Unfair Trade Practices Act
Gives the chief financial officer the power to investigate insurance companies and producers to impose penalties. The act gives officers the authority to seek a court injunction to restrain insurers from using any methods believed to be unfair
NAIFA ( National Association of Insurance and Financial Advisors)
NAHU ( National Association of Health Underwriters)
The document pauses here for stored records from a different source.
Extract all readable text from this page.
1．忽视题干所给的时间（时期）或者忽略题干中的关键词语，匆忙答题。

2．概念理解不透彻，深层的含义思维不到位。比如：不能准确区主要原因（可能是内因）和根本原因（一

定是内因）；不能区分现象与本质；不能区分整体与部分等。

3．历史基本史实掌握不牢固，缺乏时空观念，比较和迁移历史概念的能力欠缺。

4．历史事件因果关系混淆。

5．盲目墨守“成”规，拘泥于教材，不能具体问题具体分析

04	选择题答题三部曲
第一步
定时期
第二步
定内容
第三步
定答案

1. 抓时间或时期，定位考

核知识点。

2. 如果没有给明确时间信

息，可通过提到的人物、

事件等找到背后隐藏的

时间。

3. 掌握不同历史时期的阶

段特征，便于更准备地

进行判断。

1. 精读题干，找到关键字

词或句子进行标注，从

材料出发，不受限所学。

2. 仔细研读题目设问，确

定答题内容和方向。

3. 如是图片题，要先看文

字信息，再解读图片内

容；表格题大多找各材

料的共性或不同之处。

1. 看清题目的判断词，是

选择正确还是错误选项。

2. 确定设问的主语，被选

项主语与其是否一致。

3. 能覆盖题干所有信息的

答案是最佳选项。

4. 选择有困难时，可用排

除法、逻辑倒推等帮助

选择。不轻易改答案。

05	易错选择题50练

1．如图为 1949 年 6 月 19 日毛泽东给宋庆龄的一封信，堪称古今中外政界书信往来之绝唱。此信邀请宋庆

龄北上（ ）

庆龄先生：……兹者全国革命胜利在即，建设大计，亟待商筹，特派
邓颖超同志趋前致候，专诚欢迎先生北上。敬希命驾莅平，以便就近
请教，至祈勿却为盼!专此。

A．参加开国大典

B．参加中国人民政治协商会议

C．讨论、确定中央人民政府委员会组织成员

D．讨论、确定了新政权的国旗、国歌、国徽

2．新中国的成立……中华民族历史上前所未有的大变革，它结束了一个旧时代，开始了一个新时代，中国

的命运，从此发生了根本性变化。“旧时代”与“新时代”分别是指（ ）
Members are life and health agents dedicated to supporting the industry and advancing the quality of service provided by insurance professionals
Buyers Guide
explains various types of life insurance products and other information on the recommended policy, such as premiums, dividends, and benefit amounts
Policy Summary
Help consumers evaluate the suitability of the recommended product
Reserves
the accounting measurements of an insurer’s future obligations to its policyholders. They are classified as liabilities on the insurance companies accounting statements since they must be settled at a future date. Reserves are set aside by an insurance company and designated for the payment of future claims
Liquidity
An insurer’s ability to make unpredictable payouts to policy owners
Guaranty Associations
Established by all states to support insurers and protect consumers in case an insurer becomes insolvent. Provides a safety net for all member life, health, and annuities insurers in a particular state. They protect insureds in the event of insurer insolvency, or inability to pay claims up to a certain limit.
Independent Rating Services
Credit rating agencies rate the financial strength and stability of insurers based on claims, reserves, and company profits.